Check when A = -3pi/8,
sin(2* -3pi/8) =? cos(2* -3pi/8)
sin(-3pi/4) =? cos(-3pi/4)
using a calculator,
-0.7071 =? -0.7071
Yes, so, OK.
Therefore, A or theta = -3pi/4 or pi/4, in radians. ---------answer.
You should have just posted this one separately.
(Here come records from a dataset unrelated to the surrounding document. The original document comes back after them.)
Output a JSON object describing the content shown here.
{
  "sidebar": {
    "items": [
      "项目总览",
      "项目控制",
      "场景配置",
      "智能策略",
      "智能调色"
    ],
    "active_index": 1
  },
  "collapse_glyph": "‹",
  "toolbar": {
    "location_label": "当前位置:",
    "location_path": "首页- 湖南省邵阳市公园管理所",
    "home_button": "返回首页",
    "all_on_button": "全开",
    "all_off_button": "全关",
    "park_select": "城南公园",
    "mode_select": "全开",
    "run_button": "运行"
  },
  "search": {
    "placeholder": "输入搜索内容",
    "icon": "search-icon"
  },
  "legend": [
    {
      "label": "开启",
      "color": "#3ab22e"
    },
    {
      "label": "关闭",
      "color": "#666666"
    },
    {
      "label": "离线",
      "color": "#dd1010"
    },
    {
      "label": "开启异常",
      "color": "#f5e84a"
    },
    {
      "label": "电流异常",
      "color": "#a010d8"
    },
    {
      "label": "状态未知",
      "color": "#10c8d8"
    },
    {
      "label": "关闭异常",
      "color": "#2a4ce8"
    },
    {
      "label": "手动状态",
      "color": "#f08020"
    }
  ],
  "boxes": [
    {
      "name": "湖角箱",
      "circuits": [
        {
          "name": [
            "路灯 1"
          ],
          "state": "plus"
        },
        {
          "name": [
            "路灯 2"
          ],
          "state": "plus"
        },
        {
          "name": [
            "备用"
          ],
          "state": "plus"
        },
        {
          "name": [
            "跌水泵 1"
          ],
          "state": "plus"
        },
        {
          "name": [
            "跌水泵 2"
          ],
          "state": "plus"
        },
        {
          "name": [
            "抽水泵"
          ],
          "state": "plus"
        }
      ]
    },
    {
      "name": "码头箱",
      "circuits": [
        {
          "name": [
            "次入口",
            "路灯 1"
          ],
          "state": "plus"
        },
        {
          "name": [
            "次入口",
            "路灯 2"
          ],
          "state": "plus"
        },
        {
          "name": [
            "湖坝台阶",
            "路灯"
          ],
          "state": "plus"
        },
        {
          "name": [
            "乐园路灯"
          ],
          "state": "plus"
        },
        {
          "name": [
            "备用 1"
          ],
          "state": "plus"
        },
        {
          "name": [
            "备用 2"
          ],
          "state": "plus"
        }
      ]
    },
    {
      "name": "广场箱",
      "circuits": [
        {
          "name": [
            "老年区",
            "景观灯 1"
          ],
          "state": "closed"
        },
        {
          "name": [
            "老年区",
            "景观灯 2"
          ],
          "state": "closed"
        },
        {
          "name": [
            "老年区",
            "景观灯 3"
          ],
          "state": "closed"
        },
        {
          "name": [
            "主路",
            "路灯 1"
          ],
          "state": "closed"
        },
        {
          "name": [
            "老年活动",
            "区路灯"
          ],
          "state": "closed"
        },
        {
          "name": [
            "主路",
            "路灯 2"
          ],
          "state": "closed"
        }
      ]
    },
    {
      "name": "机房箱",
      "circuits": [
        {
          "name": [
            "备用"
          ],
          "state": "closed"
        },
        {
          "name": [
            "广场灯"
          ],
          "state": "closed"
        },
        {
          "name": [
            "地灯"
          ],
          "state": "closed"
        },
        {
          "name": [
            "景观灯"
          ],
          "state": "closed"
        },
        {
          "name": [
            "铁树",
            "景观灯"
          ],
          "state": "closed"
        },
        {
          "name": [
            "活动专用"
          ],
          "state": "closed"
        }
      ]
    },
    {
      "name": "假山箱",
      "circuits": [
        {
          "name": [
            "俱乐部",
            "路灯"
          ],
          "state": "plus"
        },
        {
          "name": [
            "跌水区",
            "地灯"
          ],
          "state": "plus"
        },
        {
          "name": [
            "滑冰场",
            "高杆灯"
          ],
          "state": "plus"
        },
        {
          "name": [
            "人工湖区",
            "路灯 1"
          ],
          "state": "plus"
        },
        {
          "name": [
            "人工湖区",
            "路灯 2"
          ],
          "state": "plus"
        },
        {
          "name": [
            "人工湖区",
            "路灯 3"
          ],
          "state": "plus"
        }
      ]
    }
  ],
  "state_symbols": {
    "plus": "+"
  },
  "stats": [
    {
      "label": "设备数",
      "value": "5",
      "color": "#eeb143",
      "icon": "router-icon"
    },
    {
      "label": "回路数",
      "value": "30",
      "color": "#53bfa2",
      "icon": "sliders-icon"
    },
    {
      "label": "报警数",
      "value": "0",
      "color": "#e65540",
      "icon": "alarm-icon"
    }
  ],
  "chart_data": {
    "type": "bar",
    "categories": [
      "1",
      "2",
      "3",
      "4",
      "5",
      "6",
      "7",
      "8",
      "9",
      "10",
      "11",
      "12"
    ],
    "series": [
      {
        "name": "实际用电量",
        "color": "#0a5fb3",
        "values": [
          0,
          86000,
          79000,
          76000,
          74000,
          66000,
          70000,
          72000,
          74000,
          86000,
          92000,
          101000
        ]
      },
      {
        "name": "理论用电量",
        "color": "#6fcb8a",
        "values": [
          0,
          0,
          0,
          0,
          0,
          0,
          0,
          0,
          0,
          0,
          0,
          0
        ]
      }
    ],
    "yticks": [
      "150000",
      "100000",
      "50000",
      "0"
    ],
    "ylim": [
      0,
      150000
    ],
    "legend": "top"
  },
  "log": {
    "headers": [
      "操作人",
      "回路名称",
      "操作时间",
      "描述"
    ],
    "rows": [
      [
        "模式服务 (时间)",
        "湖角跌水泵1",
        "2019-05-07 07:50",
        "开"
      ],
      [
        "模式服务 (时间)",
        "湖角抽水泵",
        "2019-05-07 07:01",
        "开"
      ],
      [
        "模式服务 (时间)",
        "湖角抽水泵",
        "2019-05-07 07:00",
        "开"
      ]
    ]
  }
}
Adding separate or new problems to an existing question is not a good practice.Originally Posted by Confuzzled?
But let me answer this new one here, for I am about to leave for work and so I cannot wait for a new/separate posting.
tan(3A)*[tan(3A) +1] = 2
tan^2(3A) +tan(3A) -2 = 0
That is like x^2 +x -2 = 0 if x=tan(3A), so, factoring,
[tan(3A) +2]*[tan(3A) -1] = 0
tan(3A) +2 = 0
tan(3A) = -2
Negative tangent, so angle 3A is in 2nd or 4th quadrants
3A = arctan(-2) -----***
Using a calculator,
3A = -1.10715 radians ---in the 4th quadrant
In normal measuring, counterclockwise, that is (2pi -1.10715) = 5.176 rad
Hence,
A = 5.176/3 = 1.72535 radians ----------**
3A = -1.10715 -pi = -4.2491 rad ----in the 2nd quadrant
Counterclocwise, that is 2pi -4.2491 = 2.0341 rad
hence, A = 2.0341/3 = 0.678 rad --------**
Check when A = 1.72535 rad,
tan(3*1.72535)[tan(3*1.72535) +1] =? 2
(-2)[-2 +1] =? 2
-2[-1] =? 2
2 =? 2
Yes, so, OK.
Check when A = 0.678 rad,
tan(3*0.678)[tan(3*0.678) +1] =? 2
(-2)[-2 +1] =? 2
-2[-1] =? 2
2 =? 2
Yes, so, OK.
Therefore, A or theta = 0.678 or 1.72535, in radians. -----answer.
--------------
Ooppss, I forgot about the other factor.
tan(3A) -1 = 0
tan(3A) = 1
Positive tangent, so angle 3A is in 1st or 3rd quadrants
3A = arctan(1) ---***
3A = pi/4, in the 1st quadrant, so,
A = pi/4/3 = pi/12 rad ------**
3A = pi +pi/4 = 5pi/4, in the 3rd quadrant, so,
A = 5pi/4/3 = 5pi/12 rad -----**
Check when A = pi/12 rad,
tan(3*pi/12)[tan(3*pi/12) +1] =? 2
tan(pi/4)[tan(pi/4) +1] =? 2
(1)[1 +1] =? 2
1[2] =? 2
2 =? 2
Yes, so, OK.
Check when A = 5pi/12 rad,
tan(3*5pi/12)[tan(3*5pi/12) +1] =? 2
tan(5pi/4)[tan(5pi/4) +1] =? 2
(1)[1 +1] =? 2
1[2] =? 2
2 =? 2
Yes, so, OK.
Therfore, altogether,
A or theta = pi/12, 0.678, 5pi/12, or 1.72535, all in radians. ---answer.